There came knocking from Suigetsu's door at eight o'clock in the morning, which was way too early for anybody to be up on a Sunday in Suigetsu's opinion. It was a week since the disastrous date with Uchiha Satsuki, and Suigetsu still hurt from the pounding he got from Zabuza and Haku. Then the jerks made him pay for the uneaten food, and then his credit card didn't work for some reason, so he had to wash all the dirty dishes that night. None of his credit cards worked, all of them saying he had no money in his account, which was weird, because he had stockpiled a lot of cash in it. He eventually had to end up pick pocketing a fat, old rich man for some money to go and buy groceries.

Suigetsu staggered to his door, leg limping behind him and opened it up to see a cheery blonde and pinkette. "Uzumaki Naru and Haruno Sakura are at my door at eight o'clock on Sunday. I must be hallucinating."

Naru smiled brilliantly and turned to Sakura. "Oi, Sakura-chan, it seems somebody beat us to it."

"Maybe it was Itachi-san. You know how he is," broke in Sakura just as happily. "It has recently come to our attention that you made a complete mess of your date with our Satsuki-chan."

"Uh..."

"Now, it may not seem like the case, but our Sasuke is a delicate, delicate being, and you, sir, just trampled all over her fair, fragile maiden heart," Naru chirped.

"That is unacceptable. You know this, right?" Sakura asked.

"Huh...?"

"It seems he does not. How sad." Naru tucked a blonde strand of hair behind her ear. "I also hear that you made a few inappropriate comments at the dinner last week."

"You alluded to a shameless and all around untrue rumor that Satsuki-chan engages in an incestuous relationship with her elder brother." Sakura's smile grew even wider to the point it made her look psychotic.

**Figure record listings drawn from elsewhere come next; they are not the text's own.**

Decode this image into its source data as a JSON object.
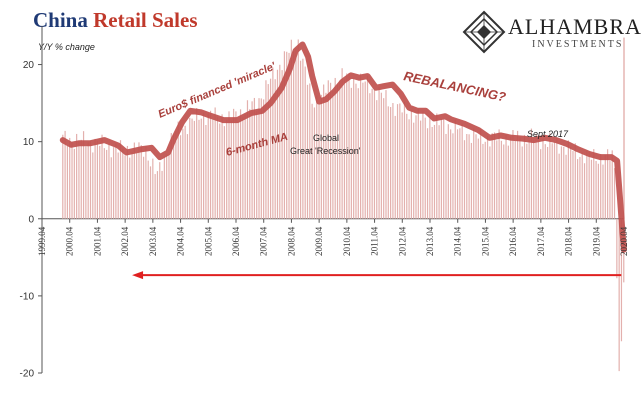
{
  "header": {
    "title_part1": "China ",
    "title_part2": "Retail Sales",
    "y_unit_label": "Y/Y % change"
  },
  "logo": {
    "name": "ALHAMBRA",
    "subtitle": "INVESTMENTS"
  },
  "colors": {
    "bar": "#e3b0ad",
    "ma_line": "#c0504d",
    "arrow": "#e02020",
    "title_blue": "#1f3a75",
    "title_red": "#c0392b"
  },
  "chart_data": {
    "type": "bar",
    "title": "China Retail Sales",
    "ylabel": "Y/Y % change",
    "ylim": [
      -20,
      25
    ],
    "yticks": [
      -20,
      -10,
      0,
      10,
      20
    ],
    "x_range": [
      1999.25,
      2020.25
    ],
    "xtick_labels": [
      "1999.04",
      "2000.04",
      "2001.04",
      "2002.04",
      "2003.04",
      "2004.04",
      "2005.04",
      "2006.04",
      "2007.04",
      "2008.04",
      "2009.04",
      "2010.04",
      "2011.04",
      "2012.04",
      "2013.04",
      "2014.04",
      "2015.04",
      "2016.04",
      "2017.04",
      "2018.04",
      "2019.04",
      "2020.04"
    ],
    "series": [
      {
        "name": "",
        "type": "bar",
        "note": "monthly values, Jan 2000 - Apr 2020",
        "x_start": 2000.0,
        "x_step": 0.0833,
        "anchor_years": [
          2000.0,
          2001.0,
          2002.0,
          2003.0,
          2003.4,
          2004.0,
          2005.0,
          2006.0,
          2007.0,
          2008.0,
          2008.5,
          2009.0,
          2010.0,
          2011.0,
          2012.0,
          2013.0,
          2014.0,
          2015.0,
          2016.0,
          2017.0,
          2018.0,
          2019.0,
          2019.9,
          2020.08,
          2020.16,
          2020.25
        ],
        "anchor_values": [
          10.4,
          10.0,
          9.0,
          9.0,
          5.5,
          11.0,
          13.5,
          13.0,
          15.0,
          21.0,
          23.0,
          15.0,
          18.5,
          17.5,
          14.5,
          13.0,
          12.0,
          10.5,
          10.5,
          10.5,
          9.5,
          8.0,
          8.0,
          -20.5,
          -15.8,
          -7.5
        ]
      },
      {
        "name": "6-month MA",
        "type": "line",
        "points": [
          [
            2000.0,
            10.2
          ],
          [
            2000.3,
            9.6
          ],
          [
            2000.6,
            9.8
          ],
          [
            2001.0,
            9.8
          ],
          [
            2001.5,
            10.2
          ],
          [
            2002.0,
            9.5
          ],
          [
            2002.3,
            8.6
          ],
          [
            2002.8,
            9.0
          ],
          [
            2003.2,
            9.2
          ],
          [
            2003.5,
            8.0
          ],
          [
            2003.8,
            8.6
          ],
          [
            2004.0,
            10.3
          ],
          [
            2004.3,
            12.5
          ],
          [
            2004.6,
            14.0
          ],
          [
            2005.0,
            13.8
          ],
          [
            2005.3,
            13.4
          ],
          [
            2005.8,
            12.8
          ],
          [
            2006.3,
            12.8
          ],
          [
            2006.8,
            13.7
          ],
          [
            2007.2,
            14.0
          ],
          [
            2007.5,
            15.0
          ],
          [
            2007.9,
            17.0
          ],
          [
            2008.2,
            19.5
          ],
          [
            2008.4,
            21.8
          ],
          [
            2008.65,
            22.6
          ],
          [
            2008.85,
            21.0
          ],
          [
            2009.0,
            18.5
          ],
          [
            2009.25,
            15.2
          ],
          [
            2009.5,
            15.5
          ],
          [
            2009.8,
            16.5
          ],
          [
            2010.1,
            17.8
          ],
          [
            2010.4,
            18.6
          ],
          [
            2010.7,
            18.3
          ],
          [
            2011.0,
            18.5
          ],
          [
            2011.3,
            17.0
          ],
          [
            2011.6,
            17.2
          ],
          [
            2011.9,
            17.4
          ],
          [
            2012.2,
            16.2
          ],
          [
            2012.5,
            14.4
          ],
          [
            2012.8,
            14.0
          ],
          [
            2013.1,
            14.0
          ],
          [
            2013.4,
            13.0
          ],
          [
            2013.8,
            13.3
          ],
          [
            2014.0,
            12.9
          ],
          [
            2014.5,
            12.3
          ],
          [
            2015.0,
            11.5
          ],
          [
            2015.4,
            10.5
          ],
          [
            2015.8,
            10.8
          ],
          [
            2016.2,
            10.5
          ],
          [
            2016.6,
            10.4
          ],
          [
            2017.0,
            10.2
          ],
          [
            2017.4,
            10.5
          ],
          [
            2017.8,
            10.2
          ],
          [
            2018.2,
            9.7
          ],
          [
            2018.6,
            9.0
          ],
          [
            2019.0,
            8.4
          ],
          [
            2019.4,
            8.0
          ],
          [
            2019.8,
            8.0
          ],
          [
            2020.0,
            7.5
          ],
          [
            2020.1,
            3.0
          ],
          [
            2020.2,
            -2.0
          ],
          [
            2020.25,
            -4.0
          ]
        ]
      }
    ],
    "annotations": {
      "euro": "Euro$ financed 'miracle'",
      "ma": "6-month MA",
      "global1": "Global",
      "global2": "Great 'Recession'",
      "rebalancing": "REBALANCING?",
      "sept": "Sept 2017"
    },
    "arrow": {
      "from_x": 2020.15,
      "to_x": 2002.5,
      "y": -7.3
    }
  }
}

"And we all know that Sasuke would never be like that with Itachi-nii. I mean, Itachi-nii is the best thing to ever happen to Sasuke, and you tainting that relationship is very... undesirable." Naru's eyes took on a scarlet sheen, and the air grew heavy and Suigetsu had to choke back the urge to gag from the sudden feeling of hatred and rage in the air.

Sakura cracked her knuckles, smile now gone. She picked Suigetsu up by the shirt collar, showcasing her inhuman strength. "You made Satsuki-chan upset. For your actions..."

"...We're going to make you wish you were never born, pathetic human," growled Naru, sadistic grin twisting her face.

Suigetsu quaked from fright. This was Naru and Sakura's alter egos; this was what many men had seen before they ended up in the hospital wailing about she-hulks and demonic foxes. He was going to die. Sakura dragged Suigetsu into the house, Naru following after her with a too-large smile on her face.

When the police came to pick up Suigetsu after an anonymous tip was called in on the assassin, they found him curled up into a little ball, rocking back and forth. He kept blabbering on about Amazonian women and ultimate evil demon powers. The policemen shook their heads and sighed. Yet another victim of what the public was calling 'The Demon Trio'. They'd catch them yet, dammit!


Author's Note: The Demon Trio, being, of course, Satsuki, Sakura, and Naru. Naru and her schizophrenic nine-tailed fox personality, Sakura and her Inner, and Satsuki with her ultimate emo bitchiness. Oh, and her eyes that can go blood red whenever she's angry. They go around and terrorize people who piss them off. Their victims are many.